Autor:innenbilder sind zu denken als grundlegend dynamische Größe. »[L]iteraturtheoretische[] Hypostasen des Autors im Text«, konstatiert Martina Wagner-Egelhaaf im Rekurs auf Autor-Text-Theoreme Wayne Booths, Umberto Ecos oder Gérard Genettes, »sind von einer hybriden, zwischen pictura, imago und figura schwankenden Bildlichkeit«.29 An diese Auffächerung des Bildbegriffs schließt der vorliegende Sammelband an, fragt dabei aber weniger nach literaturtheoretischen Hypostasierungen denn nach extra- wie intraliterarischen Anordnungen auktorialer Inszenierung.
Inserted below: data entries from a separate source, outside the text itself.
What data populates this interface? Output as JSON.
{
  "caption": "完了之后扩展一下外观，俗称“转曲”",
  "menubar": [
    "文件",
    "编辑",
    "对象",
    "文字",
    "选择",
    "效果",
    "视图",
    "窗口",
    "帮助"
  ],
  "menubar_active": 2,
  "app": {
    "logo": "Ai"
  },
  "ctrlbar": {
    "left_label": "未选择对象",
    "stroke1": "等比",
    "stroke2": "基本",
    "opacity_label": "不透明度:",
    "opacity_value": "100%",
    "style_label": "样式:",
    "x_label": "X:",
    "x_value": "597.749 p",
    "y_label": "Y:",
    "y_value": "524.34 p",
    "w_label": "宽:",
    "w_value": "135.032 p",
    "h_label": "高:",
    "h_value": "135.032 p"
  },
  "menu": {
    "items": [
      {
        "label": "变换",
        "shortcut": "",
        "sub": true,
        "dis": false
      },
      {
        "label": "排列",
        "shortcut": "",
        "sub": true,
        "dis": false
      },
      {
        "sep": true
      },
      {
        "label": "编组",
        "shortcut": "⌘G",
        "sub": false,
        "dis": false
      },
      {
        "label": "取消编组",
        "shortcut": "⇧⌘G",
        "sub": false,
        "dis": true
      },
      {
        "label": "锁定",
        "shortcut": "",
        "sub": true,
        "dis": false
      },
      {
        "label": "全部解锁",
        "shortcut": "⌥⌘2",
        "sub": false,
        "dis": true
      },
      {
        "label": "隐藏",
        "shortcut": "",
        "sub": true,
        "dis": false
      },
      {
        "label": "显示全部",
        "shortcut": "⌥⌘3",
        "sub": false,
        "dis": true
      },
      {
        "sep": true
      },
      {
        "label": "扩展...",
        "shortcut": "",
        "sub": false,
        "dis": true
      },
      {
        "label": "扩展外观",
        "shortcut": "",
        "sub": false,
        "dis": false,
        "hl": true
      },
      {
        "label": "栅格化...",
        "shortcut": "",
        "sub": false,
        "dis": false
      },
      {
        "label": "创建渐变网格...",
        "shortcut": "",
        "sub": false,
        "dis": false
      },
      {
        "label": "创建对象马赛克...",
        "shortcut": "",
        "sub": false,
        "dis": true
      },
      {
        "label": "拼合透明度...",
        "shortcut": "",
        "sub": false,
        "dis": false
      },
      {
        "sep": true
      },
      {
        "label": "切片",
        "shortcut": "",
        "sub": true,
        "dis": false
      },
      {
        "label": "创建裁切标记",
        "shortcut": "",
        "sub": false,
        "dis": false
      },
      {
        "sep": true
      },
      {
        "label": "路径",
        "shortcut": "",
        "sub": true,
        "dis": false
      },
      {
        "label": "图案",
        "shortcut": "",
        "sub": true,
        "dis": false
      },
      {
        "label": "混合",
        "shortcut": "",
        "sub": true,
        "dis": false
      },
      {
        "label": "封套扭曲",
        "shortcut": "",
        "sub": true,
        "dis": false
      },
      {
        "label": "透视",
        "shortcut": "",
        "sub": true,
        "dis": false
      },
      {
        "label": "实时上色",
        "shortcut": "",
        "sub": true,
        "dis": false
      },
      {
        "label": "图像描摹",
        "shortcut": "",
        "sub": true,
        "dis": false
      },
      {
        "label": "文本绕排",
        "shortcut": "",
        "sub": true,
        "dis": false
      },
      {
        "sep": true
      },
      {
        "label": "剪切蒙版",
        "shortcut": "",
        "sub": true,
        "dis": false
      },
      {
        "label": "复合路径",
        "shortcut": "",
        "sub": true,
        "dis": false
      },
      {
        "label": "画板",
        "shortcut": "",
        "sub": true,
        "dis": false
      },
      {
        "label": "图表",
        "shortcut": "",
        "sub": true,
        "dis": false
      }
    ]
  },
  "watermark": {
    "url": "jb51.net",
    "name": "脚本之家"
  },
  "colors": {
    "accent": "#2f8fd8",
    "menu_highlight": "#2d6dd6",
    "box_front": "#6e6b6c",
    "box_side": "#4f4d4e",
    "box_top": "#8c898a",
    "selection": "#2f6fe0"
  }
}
Der Begriff des Autor:innenbilds umfasst erstens materielle Bildträger, zweitens phantasmatische Anordnungen, in denen imagines der Autor:innenpersona in den literarischen und literaturwissenschaftlichen Diskurs eingehen, und drittens textuelle Figurationen. Um die ambigue30 Bildbezogenheit von Autor:inneninszenierung zu fassen, die einerseits Momente des Entziehens und der Latenz, andererseits eine Gleichzeitigkeit und Unauflösbarkeit potenziell disparater Bilder kennzeichnet, greift der Sammelband auf den Terminus des Vexierbildes zurück.
Vexierbilder
Die Malerei bezeichnet als Vexierbild eine piktorale Form von Bedeutungspluralität respektive Ambiguität. Als »Phänomen der kontinuierlichen Reversibilität« wird das Vexierbild durch ein »Oszillieren zwischen mehreren Modi und Bedeutungen«31 charakterisiert: Durch die besondere Konstruktion des Bildes ›kippt‹ dieses bei der Betrachtung.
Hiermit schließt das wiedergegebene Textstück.